NASL League Format

My original intent was to blog about last weekend’s results, which resulted in a three-way tie atop the NASL table. But I think I’ll wait a few days until the league posts video of the matches. (If you can’t wait, they’ve got video of the previous week’s matches on their YouTube channel.) Instead, just a quick look at the league format.

The NASL has chosen a double-season format that’s similar to the Argentine Premiera setup. The teams play a Spring Season and a Fall Season. Each half-season lasts three months, and points don’t carry over between half-seasons. For 2013, the Spring Season runs from April 6 through July 4, and the Fall Season from August 3 to November 2.  Each season consists of a full double-round-robin competition — each team plays every opponent twice, once each at home and away.

The winners of the two half-seasons meet at the end of the year in a one-game championship called the Soccer Bowl to determine the overall winner of the league. The match is hosted at the Spring winner’s home field. If the same team wins both half-seasons, the team with the second highest point total for the year will play in the match.

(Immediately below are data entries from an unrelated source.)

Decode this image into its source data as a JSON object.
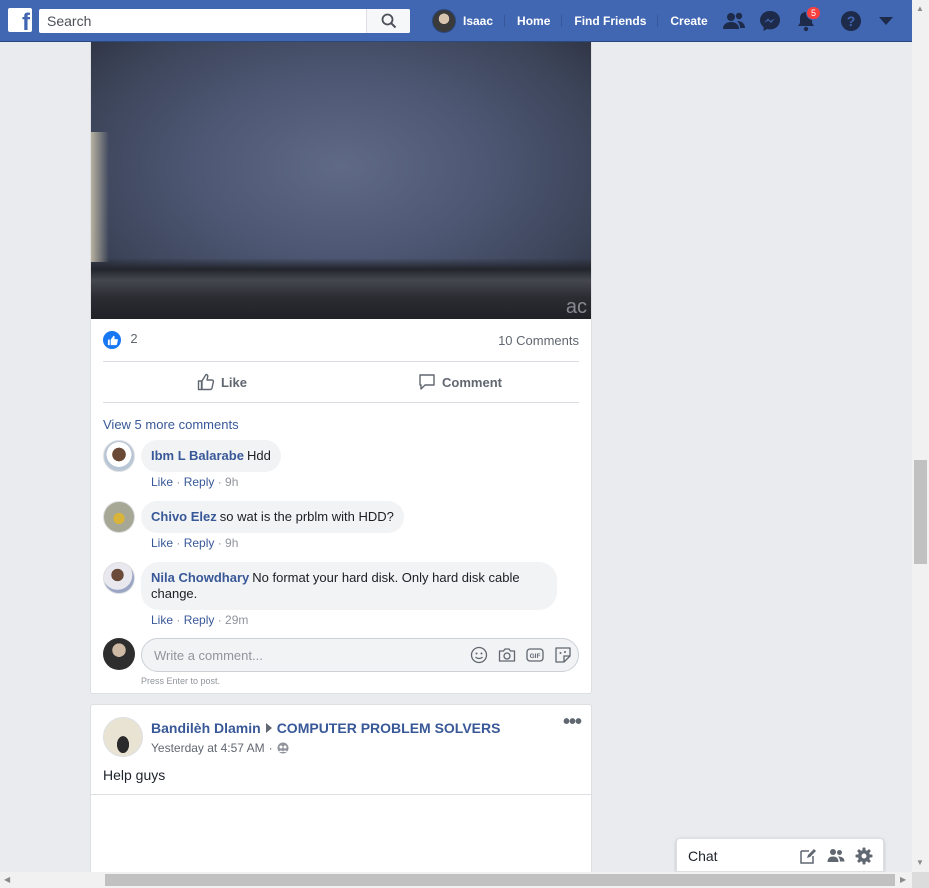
{
  "topbar": {
    "search_placeholder": "Search",
    "profile_name": "Isaac",
    "nav": [
      "Home",
      "Find Friends",
      "Create"
    ],
    "notification_count": "5"
  },
  "post1": {
    "photo_brand": "ac",
    "like_count": "2",
    "comments_count": "10 Comments",
    "like_label": "Like",
    "comment_label": "Comment",
    "view_more": "View 5 more comments",
    "comments": [
      {
        "name": "Ibm L Balarabe",
        "text": "Hdd",
        "like": "Like",
        "reply": "Reply",
        "time": "9h"
      },
      {
        "name": "Chivo Elez",
        "text": "so wat is the prblm with HDD?",
        "like": "Like",
        "reply": "Reply",
        "time": "9h"
      },
      {
        "name": "Nila Chowdhary",
        "text": "No format your hard disk. Only hard disk cable change.",
        "like": "Like",
        "reply": "Reply",
        "time": "29m"
      }
    ],
    "composer_placeholder": "Write a comment...",
    "press_enter": "Press Enter to post."
  },
  "post2": {
    "author": "Bandilèh Dlamin",
    "group": "COMPUTER PROBLEM SOLVERS",
    "time": "Yesterday at 4:57 AM",
    "text": "Help guys"
  },
  "chat": {
    "label": "Chat"
  },
  "colors": {
    "brand": "#4267b2",
    "link": "#385898",
    "like_blue": "#1877f2"
  }
}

Unsurprisingly for US-Canadian soccer, there is no system for promotion and relegation.

The odd piece for 2013 is that the seasons are unbalanced. The New York Cosmos will only start playing in the Fall Season. So the Spring Season has 7 teams, but the Fall will have 8. In the Spring season, that works out to three games each weekend, with one team taking a bye. In the Fall, of course, there will be a four-game slate each weekend and no byes.

The current schedule has seen 4 weekends already, getting us about 30% through the Spring Season. There were two 0-0 draws, both on opening day (Tampa Bay-Carolina and Minnesota-San Antonio). At the other end of the scoring charts, we find a 3-4 win by Atlanta in Tampa Bay on April 20. Carolina, Minnesota, and Tampa Bay lead on 7 points, though both Carolina and Minnesota have a game in hand. And at the bottom of the league, San Antonio and Fort Lauderdale both sit on 1 lonely point — though again, Fort Lauderdale is a bit worse off, having played one more game already.

Next year will see a much more robust schedule, with four more teams slated to enter the competition. There is a bit of uncertainty about this — common, I suppose, for a lower-division league like this. But more on that later.